A split over Boris Johnson’s Brexit plan has blown apart unity among Tory Eurosceptics as the PM is close to striking an agreement with Brussels.
Ex-minister Owen Paterson has broken ranks to call Johnson’s customs plan for Northern Ireland, which could see the region operate a dual-tariff system, “absurd” and “unacceptable”.
Former Tory leader Iain Duncan Smith is also said to be against Johnson’s compromise and “exploded” at Number 10 officials in a Downing Street meeting on Tuesday night, a report for The Sun also claimed.
But other members of the hardline European Research Group of Tory MPs have said they are prepared to support Johnson.
Steve Baker, chairman, told HuffPost UK after a meeting of the group: “I absolutely can rely on Boris Johnson to take us out of the European Union. The mood of the Eurosceptics meeting here tonight was that we we do, we can and we must trust the prime minister.”
UK negotiators are in so-called “tunnel” talks with their EU counterparts, with a series of reports coming out of Brussels that a deal is possible before the crunch European Council on Thursday.
But it appears the new PM now faces an uphill struggle to win the backing of MPs in the Commons, who earlier this year three times rejected Theresa May’s Brexit deal.
And there was further gloomy news for Johnson as DUP leader Arlene Foster, who once described any regulatory border in the Irish Sea as a “blood red” line for her party, reiterated her hardline stance.
Asked if she had relaxed her position on a customs barrier between Northern Ireland and the rest of the UK, she told RTE: “No. we must remain within the UK’s customs union. It is a principle we have... and that will forever be there. We have to be integrally within the UK.”
Bill Cash is also among the long-standing Brexiteer Tories said to be “worried” about the potential deal.
Paterson accused the EU of wanting to “trap” Northern Ireland as he warned the PM against “reheating” May’s “failed ideas of customs partnerships or single customs territories that proved so disastrous”.
He said: “We await the full details of the new deal to see exactly how they address the objections to the dead Theresa May deal, but dual-tariff systems like this would be, as Priti Patel has said, unacceptable.”
Paterson added: “When would any other country ever give up part of its territory as part of trade talks? It would be particularly absurd for Northern Ireland.
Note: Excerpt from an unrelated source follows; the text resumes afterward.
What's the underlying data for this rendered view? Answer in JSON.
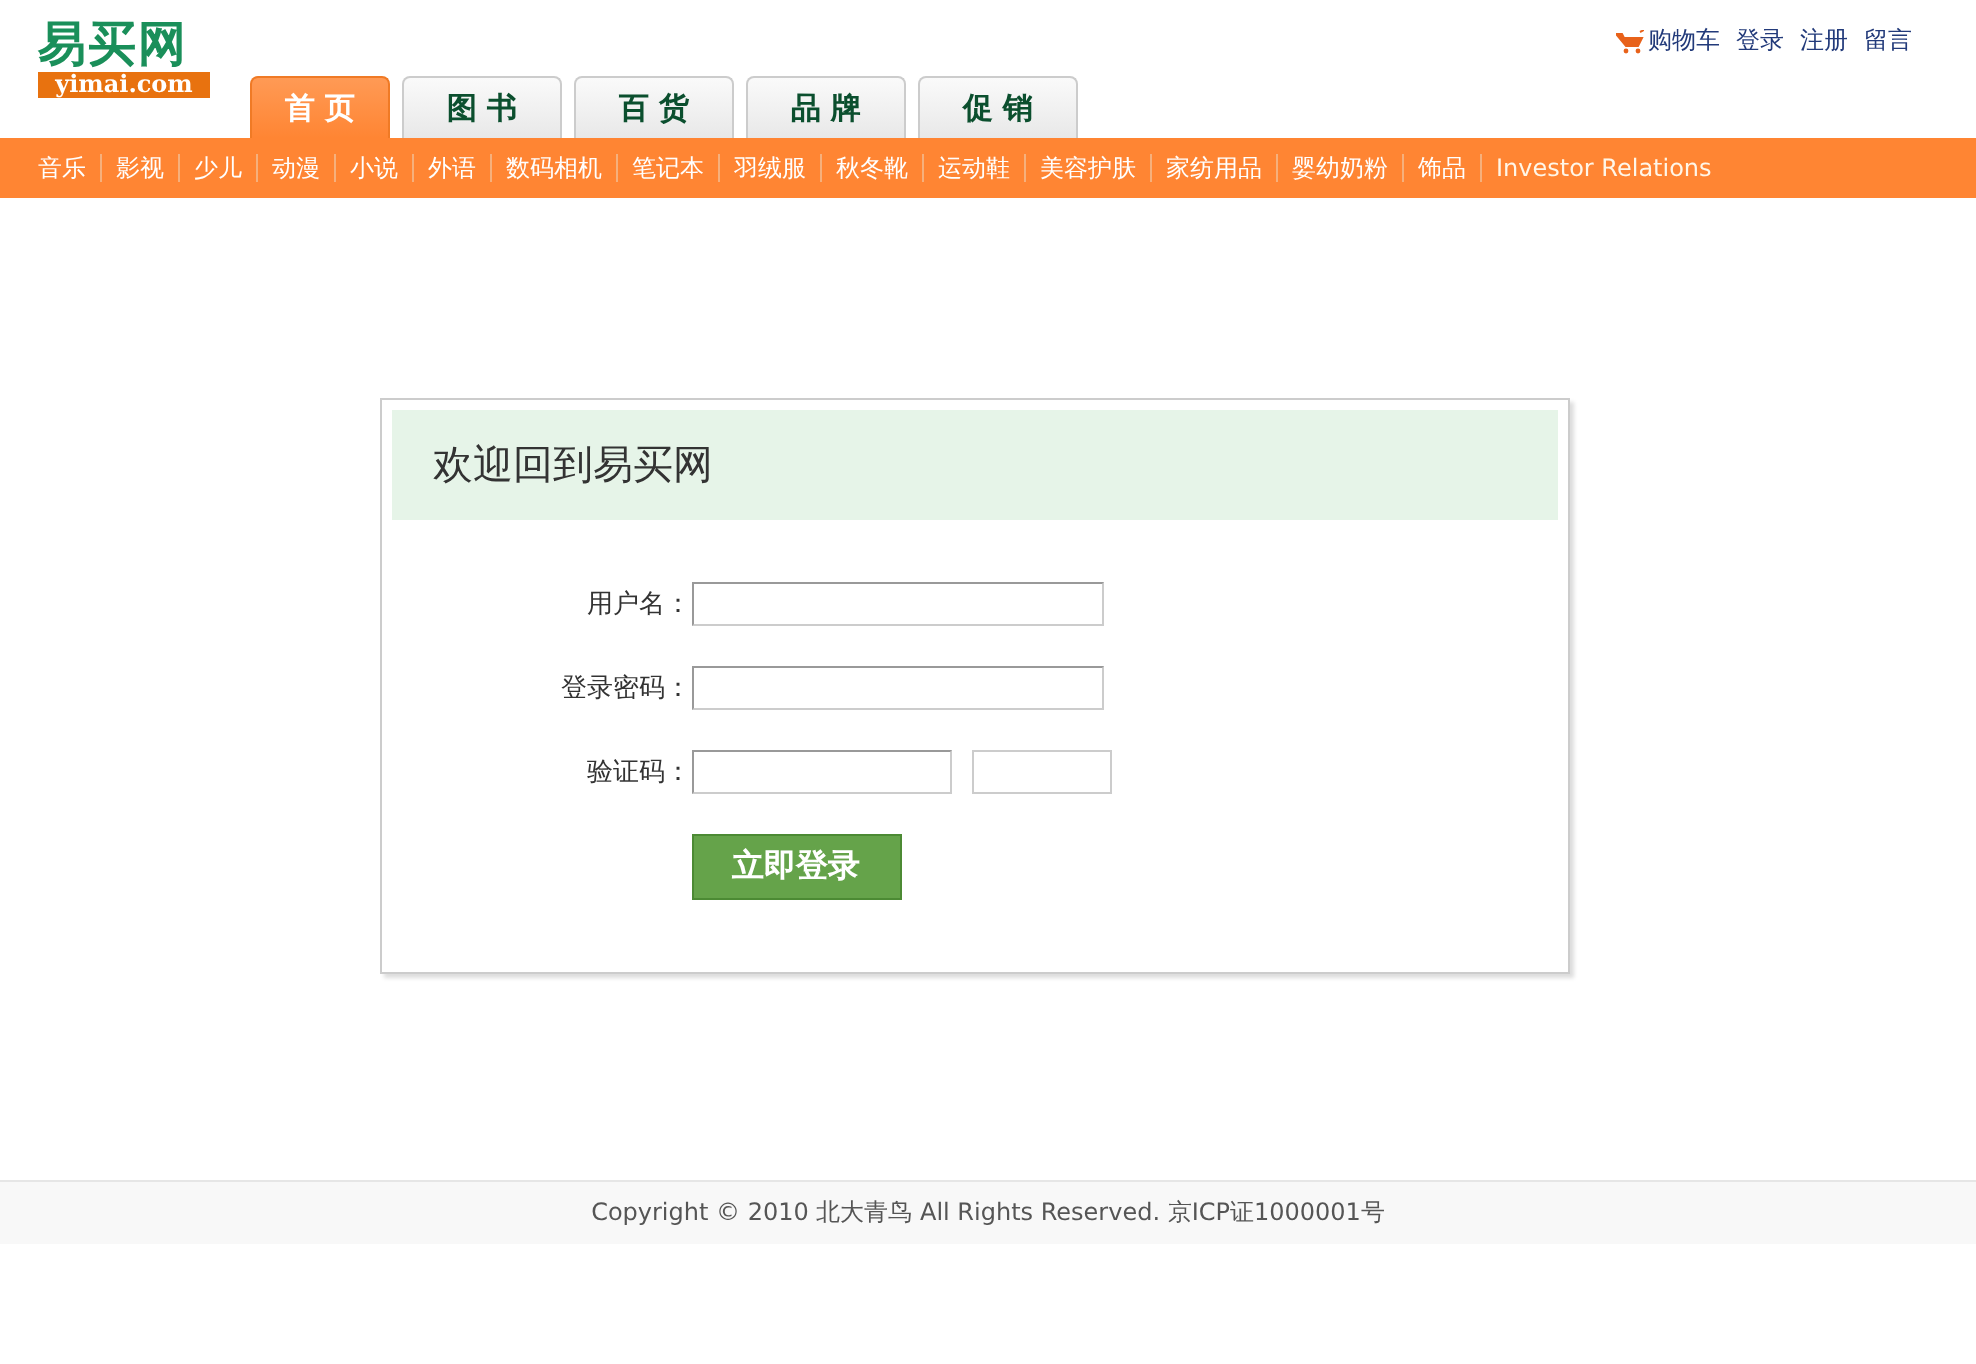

“It would shatter the Belfast Agreement’s Principle of Consent and completely undermine Northern Ireland’s status as an integral part of the UK. We must not go down this route.”
It means Johnson could turn to Labour MPs with Leave constituencies for backing, but many will demand protections on workers’ rights and the environment in exchange for support.
News of the Tory split came as Jo Swinson’s Lib Dems revealed they had launched a bid to secure a second referendum on any Brexit deal by tabling an amendment to the Queen’s speech.
If accepted by the Speaker, it could mean MPs vote on the issue as early as Tuesday.